There are two eyestraps mounted under the bench seats. I made them permanent after determining the best sheeting point for the spinnaker. The eyestraps hold bullet blocks--While experimenting I just tied around the bench seats. At first, I put them all the way aft to the rear crossbar.
On the mast I use a ronstan high strength swivel only because I had one and it works perfectly to give small separation between the forestay and the spin luff. The swivel holds the halyard block.

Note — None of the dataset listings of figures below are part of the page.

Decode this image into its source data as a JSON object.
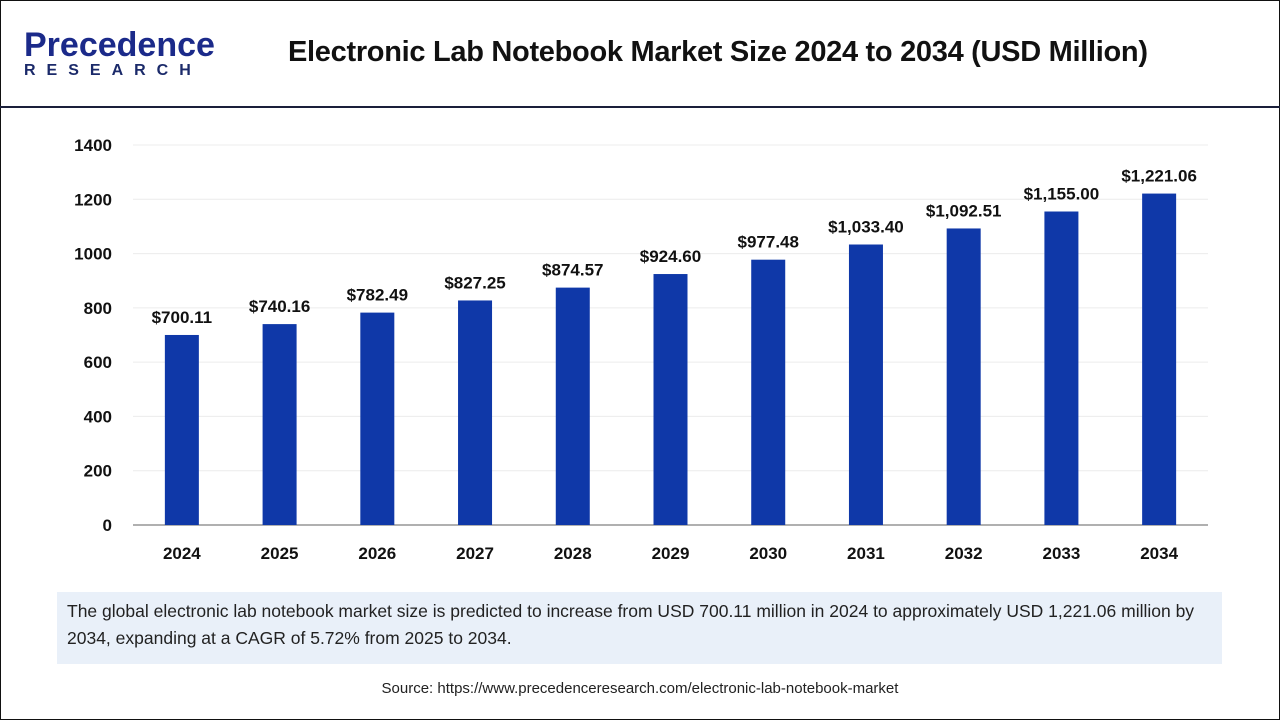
{
  "logo": {
    "line1": "Precedence",
    "line2": "RESEARCH"
  },
  "header": {
    "title": "Electronic Lab Notebook Market Size 2024 to 2034 (USD Million)"
  },
  "chart_data": {
    "type": "bar",
    "title": "Electronic Lab Notebook Market Size 2024 to 2034 (USD Million)",
    "categories": [
      "2024",
      "2025",
      "2026",
      "2027",
      "2028",
      "2029",
      "2030",
      "2031",
      "2032",
      "2033",
      "2034"
    ],
    "values": [
      700.11,
      740.16,
      782.49,
      827.25,
      874.57,
      924.6,
      977.48,
      1033.4,
      1092.51,
      1155.0,
      1221.06
    ],
    "data_labels": [
      "$700.11",
      "$740.16",
      "$782.49",
      "$827.25",
      "$874.57",
      "$924.60",
      "$977.48",
      "$1,033.40",
      "$1,092.51",
      "$1,155.00",
      "$1,221.06"
    ],
    "yticks": [
      "0",
      "200",
      "400",
      "600",
      "800",
      "1000",
      "1200",
      "1400"
    ],
    "ylim": [
      0,
      1400
    ],
    "xlabel": "",
    "ylabel": "",
    "grid": true,
    "bar_color": "#0f38a8"
  },
  "description": "The global electronic lab notebook market size is predicted to increase from USD 700.11 million in 2024 to approximately USD 1,221.06 million by 2034, expanding at a CAGR of 5.72% from 2025 to 2034.",
  "source": "Source: https://www.precedenceresearch.com/electronic-lab-notebook-market"
}
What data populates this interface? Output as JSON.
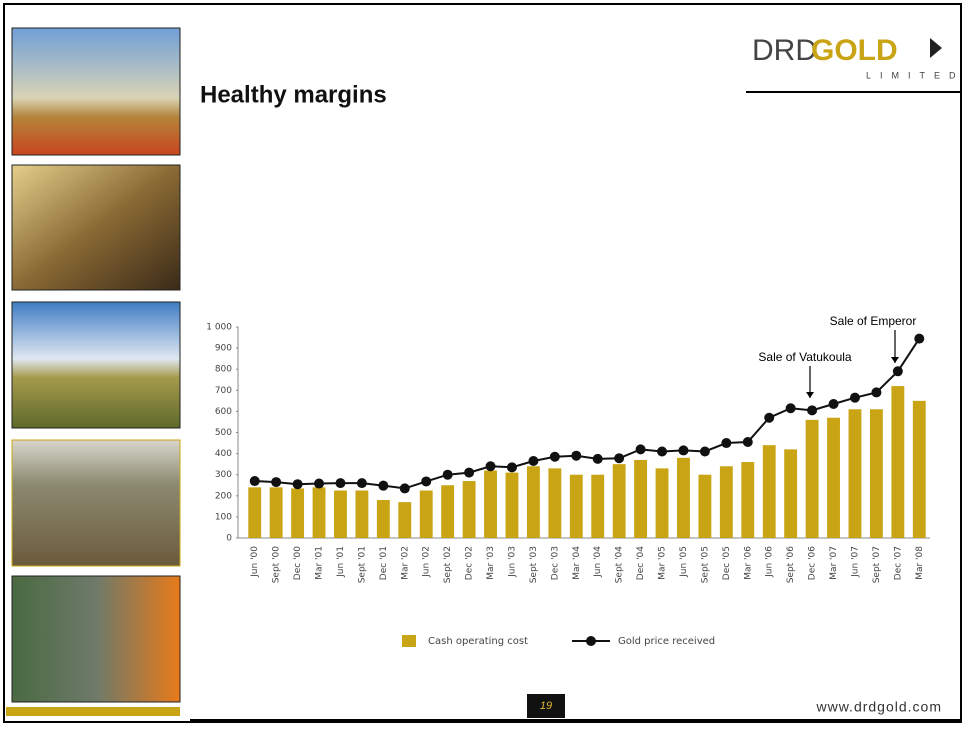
{
  "logo": {
    "brand_a": "DRD",
    "brand_b": "GOLD",
    "sub": "LIMITED"
  },
  "slide_title": "Healthy margins",
  "chart_data": {
    "type": "combo",
    "categories": [
      "Jun '00",
      "Sept '00",
      "Dec '00",
      "Mar '01",
      "Jun '01",
      "Sept '01",
      "Dec '01",
      "Mar '02",
      "Jun '02",
      "Sept '02",
      "Dec '02",
      "Mar '03",
      "Jun '03",
      "Sept '03",
      "Dec '03",
      "Mar '04",
      "Jun '04",
      "Sept '04",
      "Dec '04",
      "Mar '05",
      "Jun '05",
      "Sept '05",
      "Dec '05",
      "Mar '06",
      "Jun '06",
      "Sept '06",
      "Dec '06",
      "Mar '07",
      "Jun '07",
      "Sept '07",
      "Dec '07",
      "Mar '08"
    ],
    "series": [
      {
        "name": "Cash operating cost",
        "type": "bar",
        "color": "#c9a414",
        "values": [
          240,
          240,
          235,
          240,
          225,
          225,
          180,
          170,
          225,
          250,
          270,
          320,
          310,
          340,
          330,
          300,
          300,
          350,
          370,
          330,
          380,
          300,
          340,
          360,
          440,
          420,
          560,
          570,
          610,
          610,
          720,
          650
        ]
      },
      {
        "name": "Gold price received",
        "type": "line",
        "color": "#111111",
        "values": [
          270,
          265,
          255,
          258,
          260,
          260,
          248,
          235,
          268,
          300,
          310,
          340,
          335,
          365,
          385,
          390,
          375,
          378,
          420,
          410,
          415,
          410,
          450,
          455,
          570,
          615,
          605,
          635,
          665,
          690,
          790,
          945
        ]
      }
    ],
    "ylim": [
      0,
      1000
    ],
    "yticks": [
      0,
      100,
      200,
      300,
      400,
      500,
      600,
      700,
      800,
      900,
      {
        "value": 1000,
        "label": "1 000"
      }
    ],
    "annotations": [
      "Sale of Vatukoula",
      "Sale of Emperor"
    ]
  },
  "footer": {
    "page": "19",
    "url": "www.drdgold.com"
  }
}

Guying is done by the crossbar itself. Just tie some guide line between the slides holding the front tramp to the front bar, the guy is routed under the bar and slides easily-the guy is held up by the guide lines (so you aren't dragging your guys in the water). At first, I used a couple bullet blocks tied to the front cross bar. I used those until I found the correct spot for the guy.
Depending on the size of the spinnaker AND it's construction, that will determine the best sheet and guy points for you. My spinnaker is made for both running and reaching (there's a video on YouTube showing me make it).

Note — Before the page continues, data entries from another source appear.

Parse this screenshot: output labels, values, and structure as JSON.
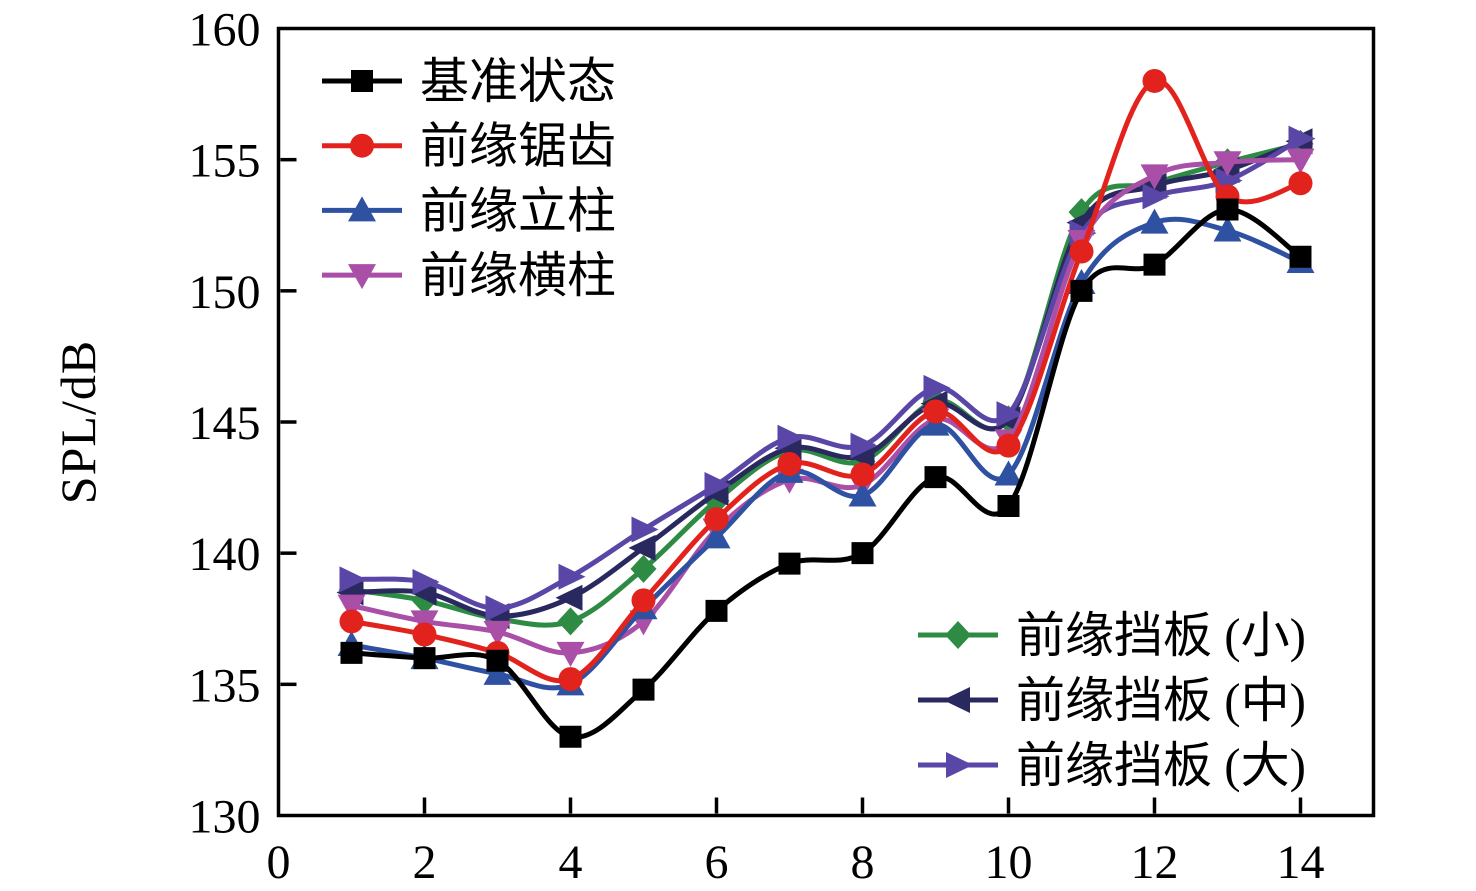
{
  "figure": {
    "background": "#ffffff",
    "frame_color": "#000000"
  },
  "chart_data": {
    "type": "line",
    "title": "",
    "xlabel": "",
    "ylabel": "SPL/dB",
    "xlim": [
      0,
      15
    ],
    "ylim": [
      130,
      160
    ],
    "x_ticks": [
      0,
      2,
      4,
      6,
      8,
      10,
      12,
      14
    ],
    "y_ticks": [
      130,
      135,
      140,
      145,
      150,
      155,
      160
    ],
    "grid": false,
    "x": [
      1,
      2,
      3,
      4,
      5,
      6,
      7,
      8,
      9,
      10,
      11,
      12,
      13,
      14
    ],
    "series": [
      {
        "id": "baseline",
        "name": "基准状态",
        "color": "#000000",
        "marker": "square",
        "values": [
          136.2,
          136.0,
          135.9,
          133.0,
          134.8,
          137.8,
          139.6,
          140.0,
          142.9,
          141.8,
          150.0,
          151.0,
          153.1,
          151.3
        ]
      },
      {
        "id": "leading-edge-serration",
        "name": "前缘锯齿",
        "color": "#e2231d",
        "marker": "circle",
        "values": [
          137.4,
          136.9,
          136.2,
          135.2,
          138.2,
          141.3,
          143.4,
          143.0,
          145.4,
          144.1,
          151.5,
          158.0,
          153.6,
          154.1
        ]
      },
      {
        "id": "leading-edge-column",
        "name": "前缘立柱",
        "color": "#2f51a2",
        "marker": "triangle-up",
        "values": [
          136.5,
          136.0,
          135.4,
          135.0,
          137.9,
          140.6,
          143.1,
          142.2,
          144.9,
          143.0,
          150.3,
          152.6,
          152.3,
          151.1
        ]
      },
      {
        "id": "leading-edge-crossbar",
        "name": "前缘横柱",
        "color": "#aa4fa8",
        "marker": "triangle-down",
        "values": [
          138.0,
          137.4,
          137.0,
          136.2,
          137.4,
          140.9,
          142.8,
          142.6,
          145.1,
          144.3,
          151.9,
          154.4,
          154.9,
          155.0
        ]
      },
      {
        "id": "leading-edge-baffle-small",
        "name": "前缘挡板 (小)",
        "color": "#2e8b44",
        "marker": "diamond",
        "values": [
          138.6,
          138.2,
          137.5,
          137.4,
          139.4,
          142.0,
          143.9,
          143.5,
          145.8,
          145.1,
          153.0,
          154.1,
          154.9,
          155.6
        ]
      },
      {
        "id": "leading-edge-baffle-medium",
        "name": "前缘挡板 (中)",
        "color": "#29295f",
        "marker": "triangle-left",
        "values": [
          138.5,
          138.5,
          137.6,
          138.3,
          140.2,
          142.3,
          144.0,
          143.7,
          145.7,
          145.1,
          152.6,
          154.0,
          154.6,
          155.7
        ]
      },
      {
        "id": "leading-edge-baffle-large",
        "name": "前缘挡板 (大)",
        "color": "#5a46a6",
        "marker": "triangle-right",
        "values": [
          139.0,
          138.9,
          137.9,
          139.1,
          140.9,
          142.6,
          144.4,
          144.1,
          146.3,
          145.3,
          152.2,
          153.6,
          154.2,
          155.8
        ]
      }
    ],
    "legend_top_left": {
      "position": "top-left",
      "items": [
        0,
        1,
        2,
        3
      ]
    },
    "legend_bottom_right": {
      "position": "bottom-right",
      "items": [
        4,
        5,
        6
      ]
    }
  }
}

https://www.youtube.com/watch?v=qdedS1z ... 0r&index=3 The spinnaker snuffer is made from a Rubbermaid dishpan that has had the bottom cut off. I stitched a tube of cloth to that so it extends back to the middle crossbar. I attach the dishpan to the front crossbar.
Any Hobie with a front crossbeam can do this. The faster the boat is, though, the more you will need to guy from closer to the middle -my spin works best about 18" from the middle on either side. If your boat goes 15 or more upwind, get a sprit and an asymmetric instead.